Salvo-conduto na transição
No quarto trimestre de 2022, o RTI foi publicado num contexto de incerteza econômica local e externa e de profunda preocupação fiscal. Hoje, incerteza e preocupação são moderadas.
Há um ano, a PEC da Transição catalisava as atenções. E aprovada, como foi, deu salvo-conduto para a estreia da nova administração, com expansão de R$ 145 bilhões no teto de gastos – substituído mais adiante pelo arcabouço fiscal.
Naquele momento, Fernando Haddad já havia sido designado para a Fazenda, mas era uma incógnita para a Faria Lima que, meses depois, abraçou o ministro como guardião fiscal. E não largou mais.
No RTI deste quarto trimestre, o BC deverá reafirmar, como fez no comunicado do Copom, na quarta-feira, “a importância da firme persecução das metas fiscais”. Adicionalmente, deve reconhecer a relevância da adoção do marco fiscal – variável crítica para investimentos e risco-país que beira o menor nível em quase três anos, apesar do ceticismo com o déficit zero previsto para 2024.
A atividade, que fraqueja no segundo semestre, também merece destaque no documento junto a análises sobre a desinflação, a persistente desancoragem das expectativas que tanto preocupa o BC e a performance das contas externas ancorada na robusta balança comercial.
Os riscos geopolíticos evoluíram da guerra Rússia-Ucrânia ao conflito Israel-Hamas. No entanto, permaneceram localizados. Já a a economia internacional inspira cuidados pela desaceleração da atividade. Porém, governos apostam em pouso suave, enquanto as políticas monetárias ganham novo apelo.
As taxas básicas dos maiores bancos centrais, após esticaram aos maiores níveis em décadas, devem permanecer em patamares restritivos por algum tempo. Contudo, cortes virão em 2024.
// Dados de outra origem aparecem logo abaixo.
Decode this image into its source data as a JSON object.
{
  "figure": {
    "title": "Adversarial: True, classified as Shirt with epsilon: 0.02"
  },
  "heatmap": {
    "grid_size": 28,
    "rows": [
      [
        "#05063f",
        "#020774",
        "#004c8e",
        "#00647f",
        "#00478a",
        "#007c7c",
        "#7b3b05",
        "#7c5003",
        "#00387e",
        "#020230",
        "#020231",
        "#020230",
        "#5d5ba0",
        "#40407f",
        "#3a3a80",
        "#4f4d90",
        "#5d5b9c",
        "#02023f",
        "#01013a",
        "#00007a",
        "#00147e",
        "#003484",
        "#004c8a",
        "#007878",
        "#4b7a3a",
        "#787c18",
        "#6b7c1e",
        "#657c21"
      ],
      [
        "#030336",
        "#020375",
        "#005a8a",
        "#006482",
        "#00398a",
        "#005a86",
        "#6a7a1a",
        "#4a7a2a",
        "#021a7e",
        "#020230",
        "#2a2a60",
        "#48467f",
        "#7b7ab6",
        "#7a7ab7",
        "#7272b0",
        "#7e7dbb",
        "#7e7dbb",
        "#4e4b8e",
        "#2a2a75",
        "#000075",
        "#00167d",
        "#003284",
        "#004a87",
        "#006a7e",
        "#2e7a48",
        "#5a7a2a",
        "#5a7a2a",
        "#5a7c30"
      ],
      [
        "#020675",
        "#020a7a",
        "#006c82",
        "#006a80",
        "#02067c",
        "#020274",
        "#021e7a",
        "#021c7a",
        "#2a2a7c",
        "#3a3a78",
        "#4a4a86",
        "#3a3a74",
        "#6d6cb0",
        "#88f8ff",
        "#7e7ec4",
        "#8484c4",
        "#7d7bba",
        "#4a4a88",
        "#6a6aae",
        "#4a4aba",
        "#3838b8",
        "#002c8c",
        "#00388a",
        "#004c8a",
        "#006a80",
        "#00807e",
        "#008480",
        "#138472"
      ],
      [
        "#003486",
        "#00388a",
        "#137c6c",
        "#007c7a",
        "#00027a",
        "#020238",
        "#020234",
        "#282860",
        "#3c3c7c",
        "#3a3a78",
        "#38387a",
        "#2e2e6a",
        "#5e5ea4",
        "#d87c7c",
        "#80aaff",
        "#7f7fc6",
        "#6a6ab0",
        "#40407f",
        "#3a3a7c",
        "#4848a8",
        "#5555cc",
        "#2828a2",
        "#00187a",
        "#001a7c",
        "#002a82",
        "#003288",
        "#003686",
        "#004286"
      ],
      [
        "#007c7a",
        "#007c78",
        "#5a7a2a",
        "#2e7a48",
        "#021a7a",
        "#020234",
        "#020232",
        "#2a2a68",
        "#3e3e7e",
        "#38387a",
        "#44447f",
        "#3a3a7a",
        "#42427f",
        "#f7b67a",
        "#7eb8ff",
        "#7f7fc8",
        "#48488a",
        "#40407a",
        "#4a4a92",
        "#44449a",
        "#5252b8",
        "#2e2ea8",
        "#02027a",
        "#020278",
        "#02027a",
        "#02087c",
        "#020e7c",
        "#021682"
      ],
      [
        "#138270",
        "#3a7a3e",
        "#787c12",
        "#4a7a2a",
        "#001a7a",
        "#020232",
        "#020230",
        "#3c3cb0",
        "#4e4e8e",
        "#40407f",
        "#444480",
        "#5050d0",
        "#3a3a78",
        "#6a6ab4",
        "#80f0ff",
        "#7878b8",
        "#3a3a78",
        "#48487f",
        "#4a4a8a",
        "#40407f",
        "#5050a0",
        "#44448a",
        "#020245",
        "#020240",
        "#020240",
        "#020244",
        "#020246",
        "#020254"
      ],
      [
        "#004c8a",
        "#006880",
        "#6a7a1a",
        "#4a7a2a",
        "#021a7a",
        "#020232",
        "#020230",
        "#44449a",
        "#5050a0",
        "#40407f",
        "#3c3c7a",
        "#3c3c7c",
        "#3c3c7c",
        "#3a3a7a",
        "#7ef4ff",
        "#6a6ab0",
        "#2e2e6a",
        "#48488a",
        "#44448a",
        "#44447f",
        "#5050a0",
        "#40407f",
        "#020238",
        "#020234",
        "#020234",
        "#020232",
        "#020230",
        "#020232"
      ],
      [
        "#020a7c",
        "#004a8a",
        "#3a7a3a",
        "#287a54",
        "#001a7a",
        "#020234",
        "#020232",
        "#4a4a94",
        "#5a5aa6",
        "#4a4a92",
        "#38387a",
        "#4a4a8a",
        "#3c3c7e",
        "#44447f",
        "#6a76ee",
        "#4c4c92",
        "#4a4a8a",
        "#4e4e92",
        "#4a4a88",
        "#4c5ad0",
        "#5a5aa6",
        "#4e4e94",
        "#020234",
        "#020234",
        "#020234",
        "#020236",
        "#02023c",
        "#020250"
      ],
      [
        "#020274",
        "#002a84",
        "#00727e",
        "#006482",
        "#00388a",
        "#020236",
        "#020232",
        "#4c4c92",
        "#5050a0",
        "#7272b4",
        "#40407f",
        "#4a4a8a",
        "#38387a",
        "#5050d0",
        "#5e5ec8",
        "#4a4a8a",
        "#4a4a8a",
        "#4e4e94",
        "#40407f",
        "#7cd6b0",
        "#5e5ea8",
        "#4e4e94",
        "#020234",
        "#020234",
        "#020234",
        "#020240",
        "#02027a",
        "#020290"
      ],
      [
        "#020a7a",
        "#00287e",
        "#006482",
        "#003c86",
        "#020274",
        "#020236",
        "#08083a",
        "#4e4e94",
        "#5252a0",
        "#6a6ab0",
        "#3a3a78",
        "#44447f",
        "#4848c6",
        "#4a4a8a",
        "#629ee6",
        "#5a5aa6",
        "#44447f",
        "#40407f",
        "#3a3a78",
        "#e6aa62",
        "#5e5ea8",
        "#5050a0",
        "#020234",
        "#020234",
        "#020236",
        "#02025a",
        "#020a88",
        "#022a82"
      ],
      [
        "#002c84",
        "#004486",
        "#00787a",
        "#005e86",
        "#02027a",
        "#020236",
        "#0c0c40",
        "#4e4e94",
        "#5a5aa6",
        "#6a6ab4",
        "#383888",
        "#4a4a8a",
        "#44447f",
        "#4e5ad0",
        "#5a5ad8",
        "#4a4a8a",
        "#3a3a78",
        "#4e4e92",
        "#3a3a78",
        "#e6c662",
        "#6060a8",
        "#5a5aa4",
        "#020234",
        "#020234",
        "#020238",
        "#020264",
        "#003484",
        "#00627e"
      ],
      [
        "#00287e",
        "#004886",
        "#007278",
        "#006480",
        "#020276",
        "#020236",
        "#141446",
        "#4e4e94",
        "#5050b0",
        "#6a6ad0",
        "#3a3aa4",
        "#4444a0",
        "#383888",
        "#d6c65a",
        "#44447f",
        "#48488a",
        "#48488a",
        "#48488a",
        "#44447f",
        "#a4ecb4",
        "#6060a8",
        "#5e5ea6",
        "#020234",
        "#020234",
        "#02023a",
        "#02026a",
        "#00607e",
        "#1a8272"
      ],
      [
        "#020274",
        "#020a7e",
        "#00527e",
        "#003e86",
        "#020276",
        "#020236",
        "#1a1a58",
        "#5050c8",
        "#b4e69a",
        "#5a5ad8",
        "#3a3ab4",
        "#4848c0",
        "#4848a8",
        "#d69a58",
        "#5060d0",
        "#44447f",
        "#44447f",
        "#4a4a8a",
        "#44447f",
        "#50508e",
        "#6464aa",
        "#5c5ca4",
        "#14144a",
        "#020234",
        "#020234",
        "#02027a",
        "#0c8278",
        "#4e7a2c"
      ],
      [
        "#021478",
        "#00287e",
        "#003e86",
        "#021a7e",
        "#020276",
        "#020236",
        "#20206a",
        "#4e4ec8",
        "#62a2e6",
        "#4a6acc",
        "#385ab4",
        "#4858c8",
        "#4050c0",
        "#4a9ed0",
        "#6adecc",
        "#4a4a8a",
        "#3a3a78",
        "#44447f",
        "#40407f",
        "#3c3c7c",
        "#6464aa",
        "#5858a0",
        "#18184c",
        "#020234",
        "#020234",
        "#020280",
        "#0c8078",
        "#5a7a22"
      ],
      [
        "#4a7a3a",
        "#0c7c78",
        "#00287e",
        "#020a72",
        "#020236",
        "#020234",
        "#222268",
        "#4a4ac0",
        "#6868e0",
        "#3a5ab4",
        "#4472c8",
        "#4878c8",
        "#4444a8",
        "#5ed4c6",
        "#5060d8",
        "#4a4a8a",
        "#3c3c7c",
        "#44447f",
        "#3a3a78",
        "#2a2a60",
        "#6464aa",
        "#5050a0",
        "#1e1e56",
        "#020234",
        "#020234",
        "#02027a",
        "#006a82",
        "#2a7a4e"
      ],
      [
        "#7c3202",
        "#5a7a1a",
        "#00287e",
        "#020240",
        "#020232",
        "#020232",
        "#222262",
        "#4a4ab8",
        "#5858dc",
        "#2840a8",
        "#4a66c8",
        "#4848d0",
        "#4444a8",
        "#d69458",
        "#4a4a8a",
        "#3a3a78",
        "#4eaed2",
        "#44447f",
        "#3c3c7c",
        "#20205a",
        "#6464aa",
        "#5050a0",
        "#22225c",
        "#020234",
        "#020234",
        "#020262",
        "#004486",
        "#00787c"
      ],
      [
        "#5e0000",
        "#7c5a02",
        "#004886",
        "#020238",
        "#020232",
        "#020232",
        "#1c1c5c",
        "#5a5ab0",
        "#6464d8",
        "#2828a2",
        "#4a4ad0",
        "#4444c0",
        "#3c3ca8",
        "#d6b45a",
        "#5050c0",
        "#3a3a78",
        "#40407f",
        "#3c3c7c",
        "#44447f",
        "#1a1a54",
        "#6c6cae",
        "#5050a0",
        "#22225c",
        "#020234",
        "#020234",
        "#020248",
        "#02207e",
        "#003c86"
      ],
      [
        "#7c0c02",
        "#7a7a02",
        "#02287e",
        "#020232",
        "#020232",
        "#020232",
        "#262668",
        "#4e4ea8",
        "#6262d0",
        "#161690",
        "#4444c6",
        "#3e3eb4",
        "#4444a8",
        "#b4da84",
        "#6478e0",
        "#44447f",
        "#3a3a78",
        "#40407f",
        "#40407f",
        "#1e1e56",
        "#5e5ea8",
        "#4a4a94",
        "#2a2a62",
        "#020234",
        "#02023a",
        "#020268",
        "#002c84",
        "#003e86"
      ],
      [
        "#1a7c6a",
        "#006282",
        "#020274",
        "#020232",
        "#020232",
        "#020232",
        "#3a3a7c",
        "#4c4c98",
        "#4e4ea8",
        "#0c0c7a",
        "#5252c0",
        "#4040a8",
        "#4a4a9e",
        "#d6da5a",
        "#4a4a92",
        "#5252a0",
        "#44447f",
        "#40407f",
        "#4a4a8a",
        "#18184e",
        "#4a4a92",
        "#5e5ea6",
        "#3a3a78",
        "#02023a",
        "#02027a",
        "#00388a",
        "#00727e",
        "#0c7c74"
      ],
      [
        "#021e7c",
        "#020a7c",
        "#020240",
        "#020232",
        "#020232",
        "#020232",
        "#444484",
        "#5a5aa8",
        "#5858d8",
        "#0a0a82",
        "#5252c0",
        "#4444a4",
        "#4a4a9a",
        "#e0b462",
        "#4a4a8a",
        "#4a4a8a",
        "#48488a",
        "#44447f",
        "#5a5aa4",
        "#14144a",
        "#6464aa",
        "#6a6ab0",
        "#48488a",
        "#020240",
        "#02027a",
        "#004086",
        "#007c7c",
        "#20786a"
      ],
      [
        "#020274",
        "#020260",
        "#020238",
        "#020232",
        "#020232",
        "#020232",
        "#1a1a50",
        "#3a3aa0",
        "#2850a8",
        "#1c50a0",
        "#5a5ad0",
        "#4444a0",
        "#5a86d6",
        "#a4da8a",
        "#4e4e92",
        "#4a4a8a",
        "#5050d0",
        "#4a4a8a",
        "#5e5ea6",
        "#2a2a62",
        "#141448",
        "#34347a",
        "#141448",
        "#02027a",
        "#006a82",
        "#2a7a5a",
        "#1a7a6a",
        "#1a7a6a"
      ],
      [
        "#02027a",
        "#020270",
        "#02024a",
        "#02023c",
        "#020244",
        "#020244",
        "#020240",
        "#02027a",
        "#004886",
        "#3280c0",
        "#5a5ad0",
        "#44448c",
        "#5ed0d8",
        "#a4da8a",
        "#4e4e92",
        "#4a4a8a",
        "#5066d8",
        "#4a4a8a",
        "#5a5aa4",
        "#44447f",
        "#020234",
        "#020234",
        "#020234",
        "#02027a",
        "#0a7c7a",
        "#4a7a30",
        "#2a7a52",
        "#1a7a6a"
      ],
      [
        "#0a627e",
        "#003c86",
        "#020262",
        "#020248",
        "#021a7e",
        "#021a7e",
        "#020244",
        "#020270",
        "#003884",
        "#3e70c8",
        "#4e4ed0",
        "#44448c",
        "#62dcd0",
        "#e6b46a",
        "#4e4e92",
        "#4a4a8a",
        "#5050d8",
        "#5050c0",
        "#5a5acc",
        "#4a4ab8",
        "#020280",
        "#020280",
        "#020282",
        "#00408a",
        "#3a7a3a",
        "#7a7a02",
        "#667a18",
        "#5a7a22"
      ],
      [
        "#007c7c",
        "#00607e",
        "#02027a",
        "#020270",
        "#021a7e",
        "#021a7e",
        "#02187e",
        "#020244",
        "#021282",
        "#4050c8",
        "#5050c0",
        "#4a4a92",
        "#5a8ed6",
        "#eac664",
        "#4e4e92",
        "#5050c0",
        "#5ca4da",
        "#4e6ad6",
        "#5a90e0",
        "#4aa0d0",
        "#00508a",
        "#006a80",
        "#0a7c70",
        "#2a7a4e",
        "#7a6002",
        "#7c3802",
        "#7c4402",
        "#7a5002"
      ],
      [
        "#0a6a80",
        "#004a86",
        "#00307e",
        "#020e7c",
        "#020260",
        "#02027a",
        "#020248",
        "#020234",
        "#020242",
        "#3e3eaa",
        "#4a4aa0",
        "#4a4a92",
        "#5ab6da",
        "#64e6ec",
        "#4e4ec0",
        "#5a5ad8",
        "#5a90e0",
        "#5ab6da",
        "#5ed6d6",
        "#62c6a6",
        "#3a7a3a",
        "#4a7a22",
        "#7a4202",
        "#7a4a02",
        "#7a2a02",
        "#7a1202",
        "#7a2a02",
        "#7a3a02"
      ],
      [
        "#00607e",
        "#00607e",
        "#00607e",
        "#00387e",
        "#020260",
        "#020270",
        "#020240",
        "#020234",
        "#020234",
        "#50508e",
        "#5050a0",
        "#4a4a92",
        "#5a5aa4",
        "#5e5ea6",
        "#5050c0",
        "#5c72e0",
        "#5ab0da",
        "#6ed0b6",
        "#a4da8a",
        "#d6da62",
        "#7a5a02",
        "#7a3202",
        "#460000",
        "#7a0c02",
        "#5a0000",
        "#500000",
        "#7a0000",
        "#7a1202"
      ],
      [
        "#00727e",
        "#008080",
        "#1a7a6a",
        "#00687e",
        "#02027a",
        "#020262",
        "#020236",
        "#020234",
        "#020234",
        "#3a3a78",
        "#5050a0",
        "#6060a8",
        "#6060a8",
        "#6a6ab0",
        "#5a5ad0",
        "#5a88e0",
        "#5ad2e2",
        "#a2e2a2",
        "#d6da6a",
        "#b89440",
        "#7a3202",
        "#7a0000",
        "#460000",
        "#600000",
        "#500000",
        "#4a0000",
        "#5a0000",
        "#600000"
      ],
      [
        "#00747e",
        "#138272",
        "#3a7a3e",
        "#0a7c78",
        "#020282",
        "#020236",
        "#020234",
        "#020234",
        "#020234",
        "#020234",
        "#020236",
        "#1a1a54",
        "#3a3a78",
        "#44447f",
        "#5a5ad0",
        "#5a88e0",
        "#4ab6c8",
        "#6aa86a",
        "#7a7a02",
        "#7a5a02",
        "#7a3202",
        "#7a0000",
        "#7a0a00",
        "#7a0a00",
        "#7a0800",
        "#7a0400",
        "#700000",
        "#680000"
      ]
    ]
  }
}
A perspectiva de relaxamento monetário entra em cena e tende alavancar a atratividade do Brasil aos estrangeiros atentos à renda fixa, mas com interesse crescente pela renda variável. Tanto que a B3 já acolheu mais de R$ 30 bilhões de capital externo neste ano.
Embora equivalente a um terço do recorde de R$ 100 bilhões aportados em 2022, a cifra é respeitável. O tombo mostra que o mercado brasileiro sofreu a concorrência dos juros dos Treasuries.
Há algumas semanas, esses juros esbarraram em 5%. Mas na quinta-feira, 14 de dezembro, voltaram a rodar abaixo de 4% com o empurrão do Federal Reserve (Fed) na véspera que acenou com juros futuros menores.
Não é exagero, portanto, esperar a consagração dos mercados emergentes. E o Brasil tem certificado de preferência entre eles.